Codegen for encoding unknown tagged fields is incorrect
thedodd opened this issue · 2 comments
As can be seen in the code below, if version >= 1
then we encode at least one byte even if no tagged fields are present. I do believe that this is incorrect according to the spec. Unknown tagged fields should not take up any space on the wire at all if they are not being used.
impl Encodable for ResponseHeader {
fn encode<B: ByteBufMut>(&self, buf: &mut B, version: i16) -> Result<(), EncodeError> {
types::Int32.encode(buf, &self.correlation_id)?;
if version >= 1 {
let num_tagged_fields = self.unknown_tagged_fields.len();
if num_tagged_fields > std::u32::MAX as usize {
error!("Too many tagged fields to encode ({} fields)", num_tagged_fields);
return Err(EncodeError);
}
types::UnsignedVarInt.encode(buf, num_tagged_fields as u32)?;
write_unknown_tagged_fields(buf, 0.., &self.unknown_tagged_fields)?;
}
Ok(())
}
That code should likely be updated to:
fn encode<B: ByteBufMut>(&self, buf: &mut B, version: i16) -> Result<(), EncodeError> {
types::Int32.encode(buf, &self.correlation_id)?;
if version >= 1 {
let num_tagged_fields = self.unknown_tagged_fields.len();
if num_tagged_fields > std::u32::MAX as usize {
error!("Too many tagged fields to encode ({} fields)", num_tagged_fields);
return Err(EncodeError);
}
if !self.unknown_tagged_fields.is_empty() {
types::UnsignedVarInt.encode(buf, num_tagged_fields as u32)?;
write_unknown_tagged_fields(buf, 0.., &self.unknown_tagged_fields)?;
}
}
Ok(())
}
Tagged fields are always optional. When they are not present in a message, they do not take up any space.
With the current implementation shown here, they will always take up at least 1 byte, even when no tagged fields are used.
You're misinterpreting the documentation. It's saying that fields which are not present don't take up any space themselves, not that the count is omitted. The field number is always required otherwise the decoder would not be able to determine whether there were any fields.
Serialization
Tag Sections
In a flexible version, each structure ends with a tag section. This section stores all of the tagged fields in the structure.
The tag section begins with a number of tagged fields, serialized as a variable-length integer. If this number is 0, there are no tagged fields present. In that case, the tag section takes up only one byte.
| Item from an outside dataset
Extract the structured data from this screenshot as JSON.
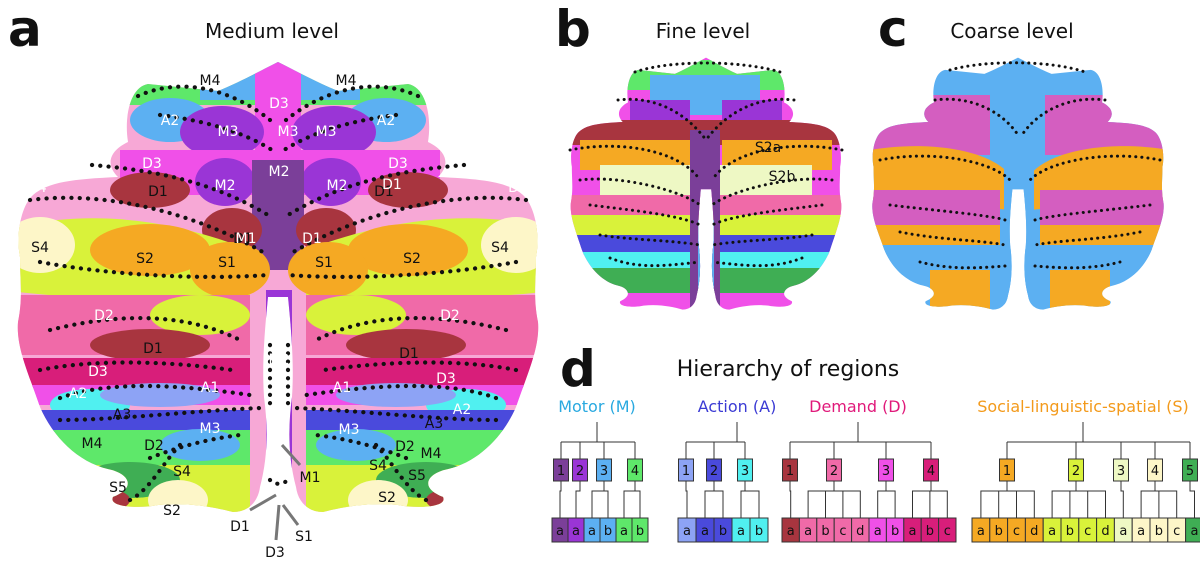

If the number of tagged fields is greater than zero, the tagged fields follow. They are serialized in ascending order of their tag. Each tagged field begins with a tag header.
Yea, reading further into the serialization section of the spec, I was indeed misinterpreting the spec, or rather simply did not read that KIP fully.
Looks like this issue was due to the fact that I was not using ApiKey.request_header_version()
when constructing the header response and instead was just directly passing the api version from the request header to the encoder. A bit of a footgun perhaps. Basically it was causing clients to fail to decode responses, and that coupled with the line of information in the KIP I referenced made me suspect the issue.